Setelah transfusi darah selesai dokter mulai memeriksa penyakit ku, namun mereka tidak menemukan apa nama penyakit dan jenis penyakit yang sedang ku derita yang mengakibatkan aku sering mimisan dan darahnya tidak bisa berhenti, padahal yang memeriksa ku adalah dokter spesialis penyakit dalam. Karena mereka tidak menemukan apa penyakitnya, akhirnya kepala ku di Rontsen untuk mengetahui apakah ada yang salah dengan kepala ku. Namun tetap saja dokter tidak menemui suatu kejanggalan dikepala ku. Walaupun aku sudah diberi berbagai macam obat dokter, namun penyakit itu tak kunjung sembuh. Akhirnya dokter menganjurkan ku untuk dibawa ke dokter spesialis THT (Telinga Hidung Tenggorokan). Orang tua ku mengikuti saran dokter tersebut, dan aku di bawa ke spesialis THT di Bukittinggi. Udara yang sejuk membantu ku berpikir jernih, dan menenangkan hati. Ketika dibawa kedokter spesialis, mereka pun mengatakan bahwa semuanya normal, tidak ada yang salah dengan ku. Orang tua ku pun semakin bingung dengan penyakit ku.

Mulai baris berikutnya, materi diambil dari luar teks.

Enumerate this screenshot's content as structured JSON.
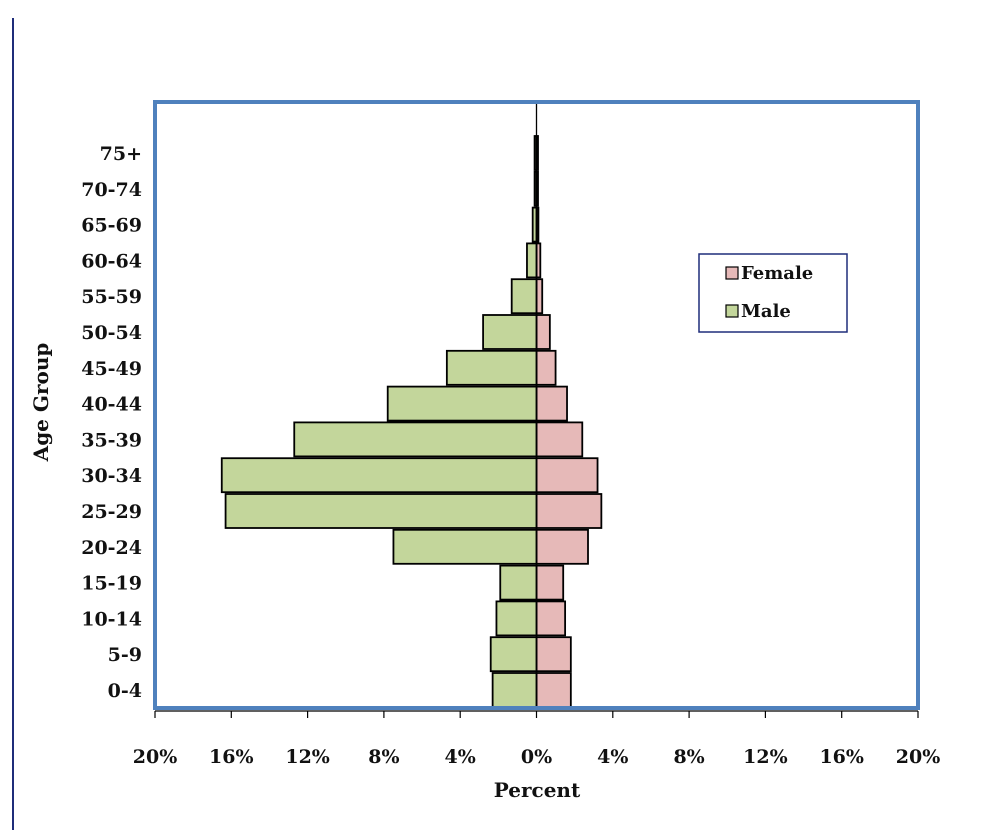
{
  "chart_data": {
    "type": "bar",
    "orientation": "horizontal-population-pyramid",
    "title": "",
    "xlabel": "Percent",
    "ylabel": "Age Group",
    "categories": [
      "0-4",
      "5-9",
      "10-14",
      "15-19",
      "20-24",
      "25-29",
      "30-34",
      "35-39",
      "40-44",
      "45-49",
      "50-54",
      "55-59",
      "60-64",
      "65-69",
      "70-74",
      "75+"
    ],
    "series": [
      {
        "name": "Female",
        "color": "#e6b9b8",
        "values": [
          1.8,
          1.8,
          1.5,
          1.4,
          2.7,
          3.4,
          3.2,
          2.4,
          1.6,
          1.0,
          0.7,
          0.3,
          0.2,
          0.1,
          0.05,
          0.05
        ]
      },
      {
        "name": "Male",
        "color": "#c3d69b",
        "values": [
          -2.3,
          -2.4,
          -2.1,
          -1.9,
          -7.5,
          -16.3,
          -16.5,
          -12.7,
          -7.8,
          -4.7,
          -2.8,
          -1.3,
          -0.5,
          -0.2,
          -0.1,
          -0.1
        ]
      }
    ],
    "x_ticks": [
      "20%",
      "16%",
      "12%",
      "8%",
      "4%",
      "0%",
      "4%",
      "8%",
      "12%",
      "16%",
      "20%"
    ],
    "xlim": [
      -20,
      20
    ],
    "legend_position": "right",
    "grid": false,
    "plot_border_color": "#4f81bd"
  }
}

Setelah pulang dari rumah sakit, aku disarankan untuk tidak bersekolah dulu dan beristirahat total, padahal aku sudah tidak masuk sekolah selama hampir 1 bulan. Namun pihak sekolah mengerti dengan keadaan ku. Dirumah nenek aku juga diobati oleh kakek yang sebenarnya adalah seorang tabib juga namun tetap saja tidak berhasil disembuhkan. Karena kakek juga mempunyai banyak kenalan tabib, akhirnya aku dibawa ke rumah kakek tersebut yang rumahnya lumayan jauh dari rumah. Setelah menempuh waktu 1 jam, akhirnya aku sampai dirumah kakek tersebut yang rumahnya agak terpencil. Disana aku dibuatkan obat-obatan dari daun-daunan yang pahit, setelah aku meminum obat-obatan tersebut aku merasa baikan dan penyakitnya jarang kambuh lagi.